Nickname: Der Alte ("the old man")

Born: January 5, 1876

Died: April 19, 1967

Nationality: German

Hometown: Cologne, Prussia (now Germany)

WORK & EDUCATION

Occupation: German statesman

Education: Studied law and politics at the University of Freiburg, University of Munich, and University of Bonn

FAMILY & FRIENDS

Parents: Johann Konrad Adenauer & Helene (Scharfenberg) Adenauer

Siblings: August, Johannes, Lilli, Elisabeth

Spouses: Emma Weyer (died 1916), Auguste Zinsser (died 1948)

Children: Eight of 'em

Friends: French herbalist Maurice Messugue, Eugen Zander, the Friends of Konrad Adenauer Foundation, Time magazine in 1954, Charles de Gaulle

Foes: Cardinal Michael von Faulhaber, Gustav Stresemann, Kurt Schumacher, radical Jewish groups peeved about the reparations Adenauer paid to Israel, Manachem Begin, Harold Macmillan, Ludwig Erhard


Analysis

Konrad was the first chancellor of the Federal Republic of Germany (i.e., West Germany) after WWII. Even though he died twenty years before the Speech at the Berlin Wall was given, Reagan mentions him by name.

Why?

Because Adenauer, as the first post-Hitler leader of his country, probably could have taken the Fatherland in a number of directions. But he pushed for an independent and democratic West Germany, and for friendly relations with the U.S., France, and Britain.
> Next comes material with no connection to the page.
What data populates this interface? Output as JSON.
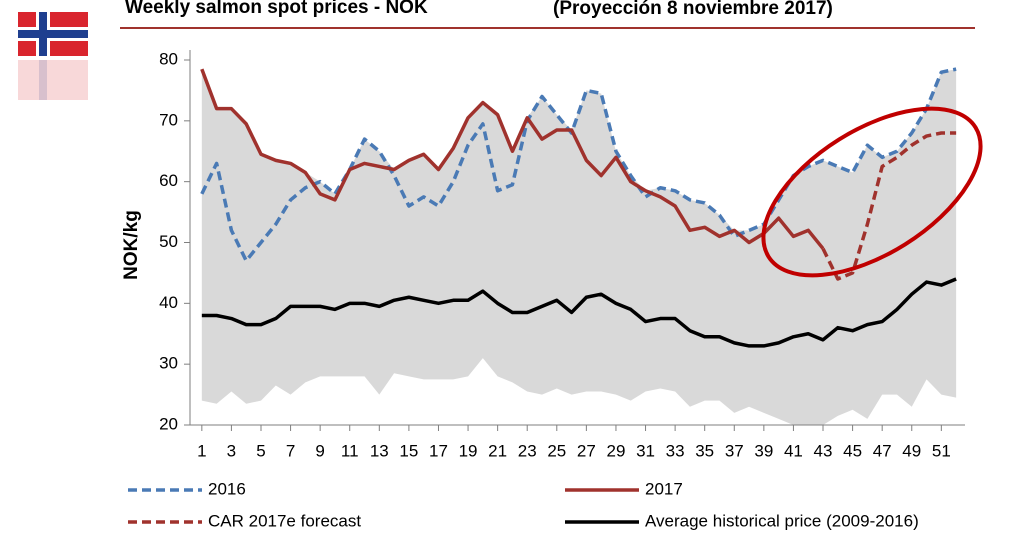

And that is (partly) how the alliance between the U.S. and West Germany was born.

Konrad was a persistent dude: in 1934, when Adenauer was the mayor of Cologne, the Nazis took over and briefly put him in prison. Then in 1944, he was arrested by the Gestapo and accused of plotting to kill Hitler.
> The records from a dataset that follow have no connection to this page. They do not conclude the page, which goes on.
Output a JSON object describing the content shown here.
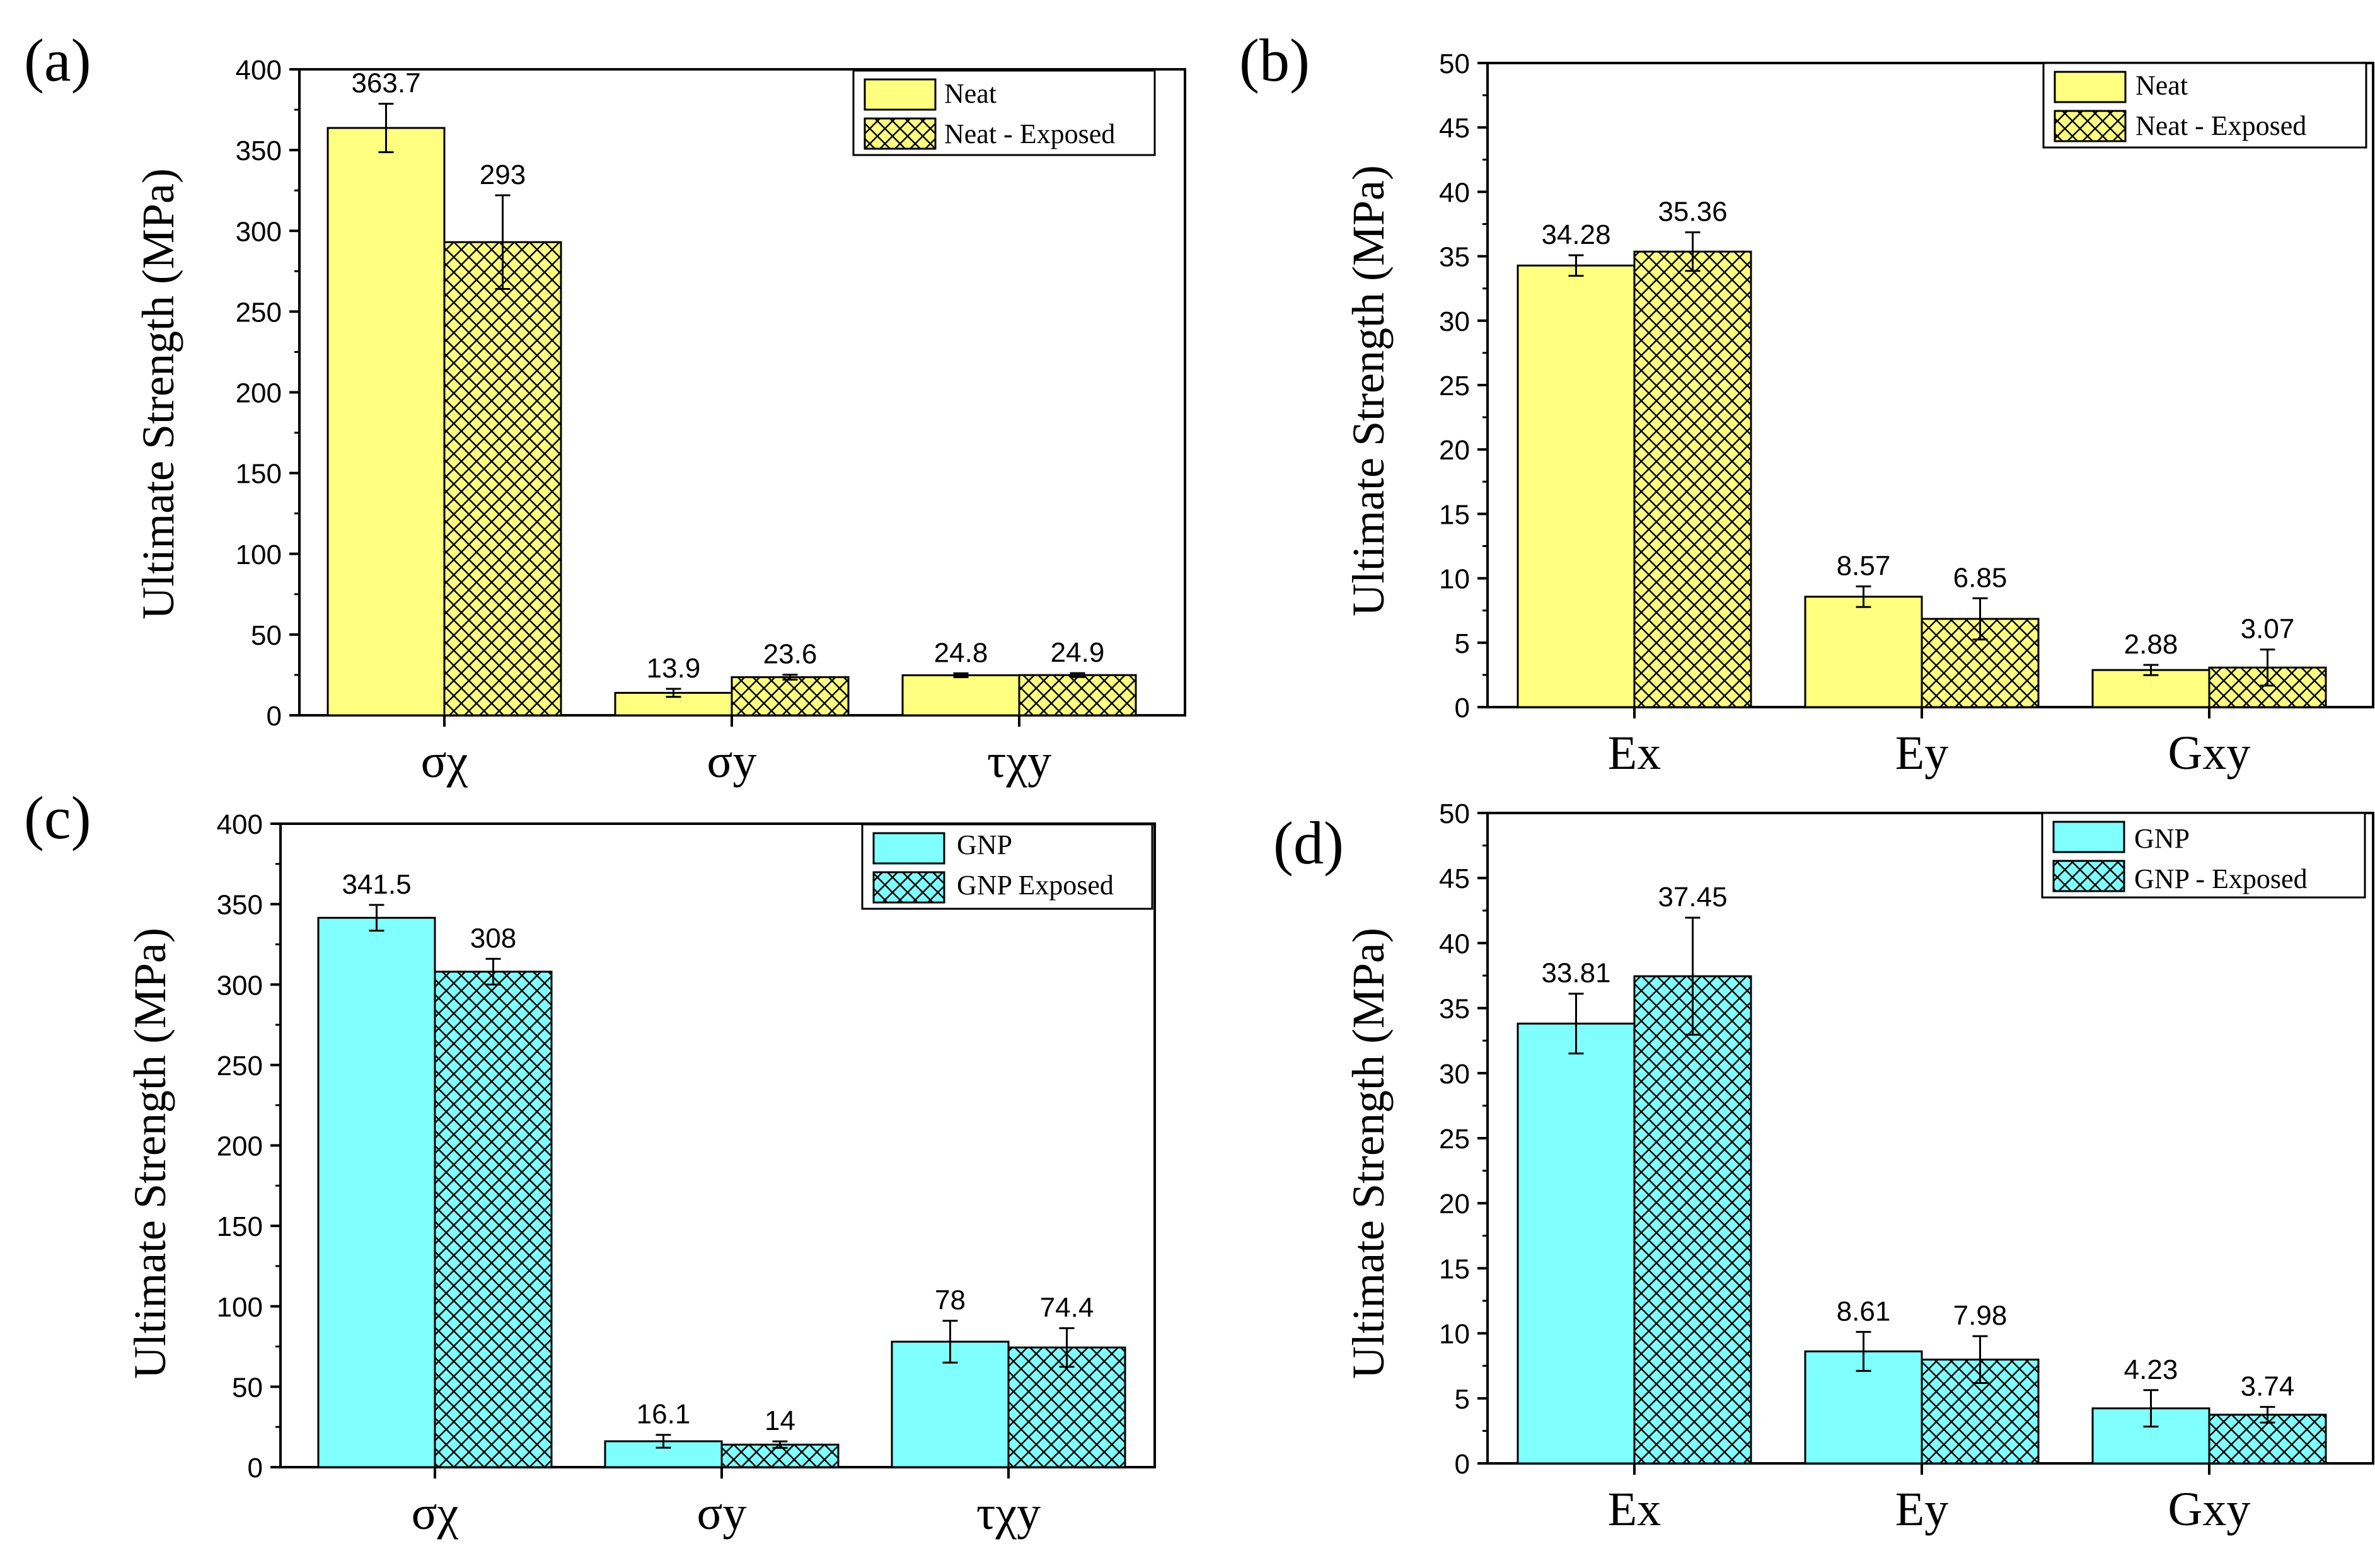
{
  "colors": {
    "yellow": "#FFFF80",
    "cyan": "#80FFFF",
    "axis": "#000000"
  },
  "panels": [
    {
      "id": "a",
      "panel_label": "(a)",
      "ylabel": "Ultimate Strength (MPa)",
      "ylim": [
        0,
        400
      ],
      "yticks": [
        "0",
        "50",
        "100",
        "150",
        "200",
        "250",
        "300",
        "350",
        "400"
      ],
      "categories": [
        "σχ",
        "σy",
        "τχy"
      ],
      "legend": [
        "Neat",
        "Neat - Exposed"
      ],
      "color": "yellow"
    },
    {
      "id": "b",
      "panel_label": "(b)",
      "ylabel": "Ultimate Strength (MPa)",
      "ylim": [
        0,
        50
      ],
      "yticks": [
        "0",
        "5",
        "10",
        "15",
        "20",
        "25",
        "30",
        "35",
        "40",
        "45",
        "50"
      ],
      "categories": [
        "Ex",
        "Ey",
        "Gxy"
      ],
      "legend": [
        "Neat",
        "Neat - Exposed"
      ],
      "color": "yellow"
    },
    {
      "id": "c",
      "panel_label": "(c)",
      "ylabel": "Ultimate Strength (MPa)",
      "ylim": [
        0,
        400
      ],
      "yticks": [
        "0",
        "50",
        "100",
        "150",
        "200",
        "250",
        "300",
        "350",
        "400"
      ],
      "categories": [
        "σχ",
        "σy",
        "τχy"
      ],
      "legend": [
        "GNP",
        "GNP Exposed"
      ],
      "color": "cyan"
    },
    {
      "id": "d",
      "panel_label": "(d)",
      "ylabel": "Ultimate Strength (MPa)",
      "ylim": [
        0,
        50
      ],
      "yticks": [
        "0",
        "5",
        "10",
        "15",
        "20",
        "25",
        "30",
        "35",
        "40",
        "45",
        "50"
      ],
      "categories": [
        "Ex",
        "Ey",
        "Gxy"
      ],
      "legend": [
        "GNP",
        "GNP - Exposed"
      ],
      "color": "cyan"
    }
  ],
  "chart_data": [
    {
      "type": "bar",
      "panel": "(a)",
      "ylabel": "Ultimate Strength (MPa)",
      "ylim": [
        0,
        400
      ],
      "categories": [
        "σχ",
        "σy",
        "τχy"
      ],
      "series": [
        {
          "name": "Neat",
          "values": [
            363.7,
            13.9,
            24.8
          ],
          "labels": [
            "363.7",
            "13.9",
            "24.8"
          ],
          "errors": [
            15,
            2.5,
            1.2
          ]
        },
        {
          "name": "Neat - Exposed",
          "values": [
            293,
            23.6,
            24.9
          ],
          "labels": [
            "293",
            "23.6",
            "24.9"
          ],
          "errors": [
            29,
            1.5,
            1.2
          ]
        }
      ],
      "legend": "top-right"
    },
    {
      "type": "bar",
      "panel": "(b)",
      "ylabel": "Ultimate Strength (MPa)",
      "ylim": [
        0,
        50
      ],
      "categories": [
        "Ex",
        "Ey",
        "Gxy"
      ],
      "series": [
        {
          "name": "Neat",
          "values": [
            34.28,
            8.57,
            2.88
          ],
          "labels": [
            "34.28",
            "8.57",
            "2.88"
          ],
          "errors": [
            0.8,
            0.8,
            0.4
          ]
        },
        {
          "name": "Neat - Exposed",
          "values": [
            35.36,
            6.85,
            3.07
          ],
          "labels": [
            "35.36",
            "6.85",
            "3.07"
          ],
          "errors": [
            1.5,
            1.6,
            1.4
          ]
        }
      ],
      "legend": "top-right"
    },
    {
      "type": "bar",
      "panel": "(c)",
      "ylabel": "Ultimate Strength (MPa)",
      "ylim": [
        0,
        400
      ],
      "categories": [
        "σχ",
        "σy",
        "τχy"
      ],
      "series": [
        {
          "name": "GNP",
          "values": [
            341.5,
            16.1,
            78
          ],
          "labels": [
            "341.5",
            "16.1",
            "78"
          ],
          "errors": [
            8,
            4,
            13
          ]
        },
        {
          "name": "GNP Exposed",
          "values": [
            308,
            14,
            74.4
          ],
          "labels": [
            "308",
            "14",
            "74.4"
          ],
          "errors": [
            8,
            2,
            12
          ]
        }
      ],
      "legend": "top-right"
    },
    {
      "type": "bar",
      "panel": "(d)",
      "ylabel": "Ultimate Strength (MPa)",
      "ylim": [
        0,
        50
      ],
      "categories": [
        "Ex",
        "Ey",
        "Gxy"
      ],
      "series": [
        {
          "name": "GNP",
          "values": [
            33.81,
            8.61,
            4.23
          ],
          "labels": [
            "33.81",
            "8.61",
            "4.23"
          ],
          "errors": [
            2.3,
            1.5,
            1.4
          ]
        },
        {
          "name": "GNP - Exposed",
          "values": [
            37.45,
            7.98,
            3.74
          ],
          "labels": [
            "37.45",
            "7.98",
            "3.74"
          ],
          "errors": [
            4.5,
            1.8,
            0.6
          ]
        }
      ],
      "legend": "top-right"
    }
  ]
}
Despite these little SNAFUs, he managed to dust himself off after the war and preside over Wirtschaftswunder, also known as the German Economic Miracle, which helped put countries like West Germany and Austria back on the economic map after they'd been devastated by WWII.
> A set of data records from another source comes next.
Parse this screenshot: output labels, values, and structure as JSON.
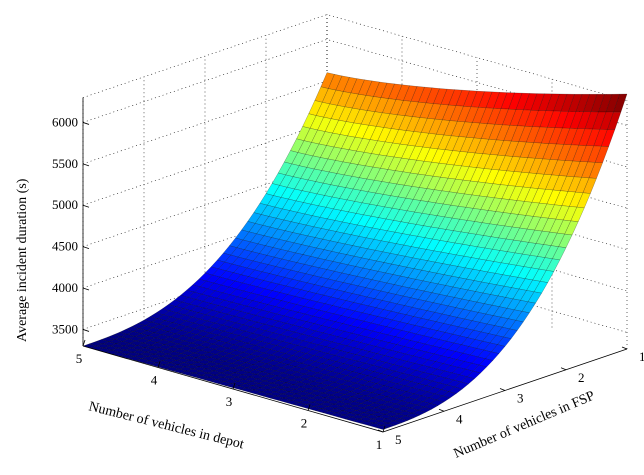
{
  "chart_data": {
    "type": "surface",
    "title": "",
    "xlabel": "Number of vehicles in depot",
    "ylabel": "Number of  vehicles in FSP",
    "zlabel": "Average incident duration (s)",
    "x_ticks": [
      5,
      4,
      3,
      2,
      1
    ],
    "y_ticks": [
      5,
      4,
      3,
      2,
      1
    ],
    "z_ticks": [
      3500,
      4000,
      4500,
      5000,
      5500,
      6000
    ],
    "xlim": [
      1,
      5
    ],
    "ylim": [
      1,
      5
    ],
    "zlim": [
      3300,
      6300
    ],
    "grid": true,
    "colormap": "jet",
    "corner_values": [
      {
        "depot": 5,
        "fsp": 5,
        "duration": 3300
      },
      {
        "depot": 1,
        "fsp": 5,
        "duration": 3330
      },
      {
        "depot": 5,
        "fsp": 1,
        "duration": 5600
      },
      {
        "depot": 1,
        "fsp": 1,
        "duration": 6380
      }
    ]
  }
}
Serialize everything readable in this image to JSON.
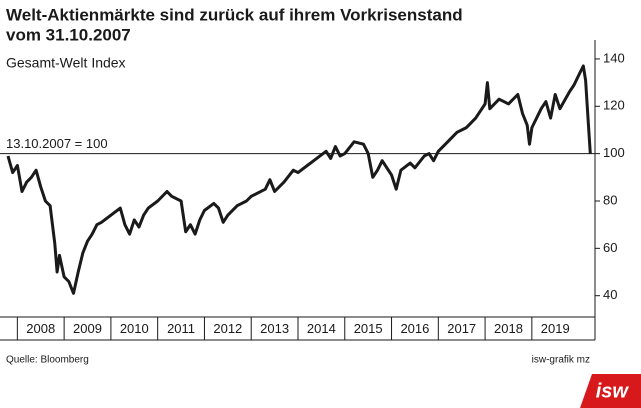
{
  "chart_data": {
    "type": "line",
    "title": [
      "Welt-Aktienmärkte sind zurück auf ihrem  Vorkrisenstand",
      "vom 31.10.2007"
    ],
    "subtitle": "Gesamt-Welt Index",
    "reference_line": {
      "value": 100,
      "label": "13.10.2007 = 100"
    },
    "source": "Quelle: Bloomberg",
    "credit": "isw-grafik mz",
    "logo": "isw",
    "color": "#1a1a1a",
    "x": [
      2007.8,
      2007.9,
      2008.0,
      2008.1,
      2008.2,
      2008.3,
      2008.4,
      2008.5,
      2008.6,
      2008.7,
      2008.8,
      2008.85,
      2008.9,
      2009.0,
      2009.1,
      2009.2,
      2009.3,
      2009.4,
      2009.5,
      2009.6,
      2009.7,
      2009.8,
      2010.0,
      2010.2,
      2010.3,
      2010.4,
      2010.5,
      2010.6,
      2010.7,
      2010.8,
      2011.0,
      2011.2,
      2011.3,
      2011.5,
      2011.6,
      2011.7,
      2011.8,
      2011.9,
      2012.0,
      2012.2,
      2012.3,
      2012.4,
      2012.5,
      2012.7,
      2012.9,
      2013.0,
      2013.3,
      2013.4,
      2013.5,
      2013.7,
      2013.9,
      2014.0,
      2014.2,
      2014.4,
      2014.6,
      2014.7,
      2014.8,
      2014.9,
      2015.0,
      2015.2,
      2015.4,
      2015.5,
      2015.6,
      2015.7,
      2015.8,
      2016.0,
      2016.1,
      2016.2,
      2016.4,
      2016.5,
      2016.7,
      2016.8,
      2016.9,
      2017.0,
      2017.2,
      2017.4,
      2017.6,
      2017.8,
      2018.0,
      2018.05,
      2018.1,
      2018.3,
      2018.5,
      2018.7,
      2018.8,
      2018.9,
      2018.95,
      2019.0,
      2019.2,
      2019.3,
      2019.4,
      2019.5,
      2019.6,
      2019.8,
      2019.9,
      2020.0,
      2020.1,
      2020.15,
      2020.2,
      2020.25
    ],
    "values": [
      99,
      92,
      95,
      84,
      88,
      90,
      93,
      86,
      80,
      78,
      62,
      50,
      57,
      48,
      46,
      41,
      50,
      58,
      63,
      66,
      70,
      71,
      74,
      77,
      70,
      66,
      72,
      69,
      74,
      77,
      80,
      84,
      82,
      80,
      67,
      70,
      66,
      72,
      76,
      79,
      77,
      71,
      74,
      78,
      80,
      82,
      85,
      89,
      84,
      88,
      93,
      92,
      95,
      98,
      101,
      98,
      103,
      99,
      100,
      105,
      104,
      100,
      90,
      93,
      97,
      91,
      85,
      93,
      96,
      94,
      99,
      100,
      97,
      101,
      105,
      109,
      111,
      115,
      121,
      130,
      119,
      123,
      121,
      125,
      117,
      112,
      104,
      111,
      119,
      122,
      115,
      125,
      119,
      126,
      129,
      133,
      137,
      131,
      115,
      100
    ],
    "xlim": [
      2007.8,
      2020.35
    ],
    "xticks": [
      {
        "value": 2008.5,
        "label": "2008"
      },
      {
        "value": 2009.5,
        "label": "2009"
      },
      {
        "value": 2010.5,
        "label": "2010"
      },
      {
        "value": 2011.5,
        "label": "2011"
      },
      {
        "value": 2012.5,
        "label": "2012"
      },
      {
        "value": 2013.5,
        "label": "2013"
      },
      {
        "value": 2014.5,
        "label": "2014"
      },
      {
        "value": 2015.5,
        "label": "2015"
      },
      {
        "value": 2016.5,
        "label": "2016"
      },
      {
        "value": 2017.5,
        "label": "2017"
      },
      {
        "value": 2018.5,
        "label": "2018"
      },
      {
        "value": 2019.5,
        "label": "2019"
      }
    ],
    "ylim": [
      31,
      148
    ],
    "yticks": [
      40,
      60,
      80,
      100,
      120,
      140
    ]
  }
}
Germans love Konrad Adenauer. He was seventy-three when he was first elected Chancellor, and he held the position for a whopping fourteen years. In 2003, he was voted the "Greatest German of All Time" in a contest on ZDF, a German public broadcast station. The dude even has his face on a commemorative coin.

And you know you're kind of a big deal when your face gets put on a commemorative coin.